“And here too” she repeated.
Leah laughed. Here we were with the Indonesian bar girl on the beach from “Paddys” night club whom we somehow collectively brought home together the night before. Casey begrudgingly called it a “bout of genius” to do such a thing. Indri, the bar girl, was enamored with Leah and I, under the belief that we were the most perfect brother/sister duo to have graced the Earth. We had stood Indri up the first few nights in Bali after making small talk as she worked the outside of Paddys in the sexy door girl role. Little did Leah and I know she’d only been working the gig for a few days and was naively genuine when expressing interest in meeting up post-work with two flirtatious underage-looking clientele pretending to be siblings, a ploy devised so as to prevent Leah and I from cockblocking each other.
Indri seemed very sad to see me go today. Never did I imagine my final day in Asia would be spent in Bali amidst such unexpected company. Indri grew closely attached to Leah & I so quickly, and then after sleeping between us in bed, we couldn’t get rid of her, even as she was nearly drowning in the ocean and pulling Leah down with her in a fit of panic. It was only Indri’s second time or so playing in the waves. She didn’t fare so well. A day ago, we were all in Ubud (minus Indri) witnessing ceremonial cockfighting at a Hindu temple. In the afternoon, back in Semanyak, we were getting thrashed around in the giant ocean waves as it started down pouring. I had an almost dream-like interaction with a handsome middle-aged Frenchman when he and I were the only two in the water while everyone else heeded the red flag swimming advisories. He gave me some advice on body surfing and demonstrated great acumen in gliding through the massive wave tunnels sideways with one arm extended as if he were Superman…if Superman had worn flippers.
“If you’re even remotely afraid” he said, “you shouldn’t be out here. To me, catching waves – it’s a game. I’ve been doing it everyday for the last 30 years. It’s what I love.”

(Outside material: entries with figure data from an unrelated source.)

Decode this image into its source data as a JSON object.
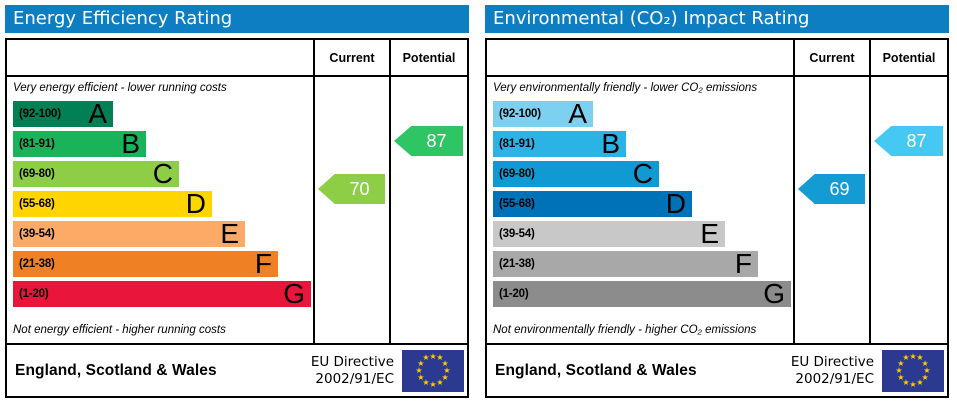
{
  "colors": {
    "title_bar_bg": "#0d7ec1",
    "title_text": "#ffffff",
    "border": "#000000",
    "eu_flag_bg": "#2b3990",
    "eu_star": "#ffcc00"
  },
  "chart_data": [
    {
      "type": "bar",
      "title": "Energy Efficiency Rating",
      "columns": {
        "current": "Current",
        "potential": "Potential"
      },
      "top_note": "Very energy efficient - lower running costs",
      "bottom_note": "Not energy efficient - higher running costs",
      "bands": [
        {
          "letter": "A",
          "range": "(92-100)",
          "min": 92,
          "max": 100,
          "color": "#008054"
        },
        {
          "letter": "B",
          "range": "(81-91)",
          "min": 81,
          "max": 91,
          "color": "#19b459"
        },
        {
          "letter": "C",
          "range": "(69-80)",
          "min": 69,
          "max": 80,
          "color": "#8dce46"
        },
        {
          "letter": "D",
          "range": "(55-68)",
          "min": 55,
          "max": 68,
          "color": "#ffd500"
        },
        {
          "letter": "E",
          "range": "(39-54)",
          "min": 39,
          "max": 54,
          "color": "#fcaa65"
        },
        {
          "letter": "F",
          "range": "(21-38)",
          "min": 21,
          "max": 38,
          "color": "#ef8023"
        },
        {
          "letter": "G",
          "range": "(1-20)",
          "min": 1,
          "max": 20,
          "color": "#e9153b"
        }
      ],
      "current": {
        "value": 70,
        "band": "C",
        "color": "#8dce46"
      },
      "potential": {
        "value": 87,
        "band": "B",
        "color": "#2fc464"
      },
      "footer": {
        "region": "England, Scotland & Wales",
        "directive": [
          "EU Directive",
          "2002/91/EC"
        ]
      }
    },
    {
      "type": "bar",
      "title": "Environmental (CO₂) Impact Rating",
      "columns": {
        "current": "Current",
        "potential": "Potential"
      },
      "top_note": "Very environmentally friendly - lower CO₂ emissions",
      "bottom_note": "Not environmentally friendly - higher CO₂ emissions",
      "bands": [
        {
          "letter": "A",
          "range": "(92-100)",
          "min": 92,
          "max": 100,
          "color": "#7cd0f0"
        },
        {
          "letter": "B",
          "range": "(81-91)",
          "min": 81,
          "max": 91,
          "color": "#2bb3e6"
        },
        {
          "letter": "C",
          "range": "(69-80)",
          "min": 69,
          "max": 80,
          "color": "#0f9ad2"
        },
        {
          "letter": "D",
          "range": "(55-68)",
          "min": 55,
          "max": 68,
          "color": "#0073b8"
        },
        {
          "letter": "E",
          "range": "(39-54)",
          "min": 39,
          "max": 54,
          "color": "#c8c8c8"
        },
        {
          "letter": "F",
          "range": "(21-38)",
          "min": 21,
          "max": 38,
          "color": "#a8a8a8"
        },
        {
          "letter": "G",
          "range": "(1-20)",
          "min": 1,
          "max": 20,
          "color": "#8c8c8c"
        }
      ],
      "current": {
        "value": 69,
        "band": "C",
        "color": "#149bd3"
      },
      "potential": {
        "value": 87,
        "band": "B",
        "color": "#45c8f2"
      },
      "footer": {
        "region": "England, Scotland & Wales",
        "directive": [
          "EU Directive",
          "2002/91/EC"
        ]
      }
    }
  ]
}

It was scary, though, getting tossed around like a rag doll in the washing machine. It was stormy. The waves were imposing. There was a moment at the end of each big wave I rode where I thought I might drown.
Buli was his name, the Frenchman. He’d been living in Bali for 23 years without having to work.
“How’d you make your fortune to afford such a life?” I asked.
“Ah ah ah ah” he responded in the kind of tone that says ‘don’t touch.’ “That’s my business.” And then he disappeared into the water.
Presently, it is with no concretely identifiable feeling or emotion that I ride a plane to Jakarta on the first of five legs of my trip home. Like death, I must do it alone. It is not climactic, probably because I cheapened things by going home already in October. The parents will be in Israel and there is no longer a loving girlfriend waiting with open arms and a Jimmy Johns sub. There will be Auntie, and Lane arriving 3hrs later, and an unwritten future up for grabs.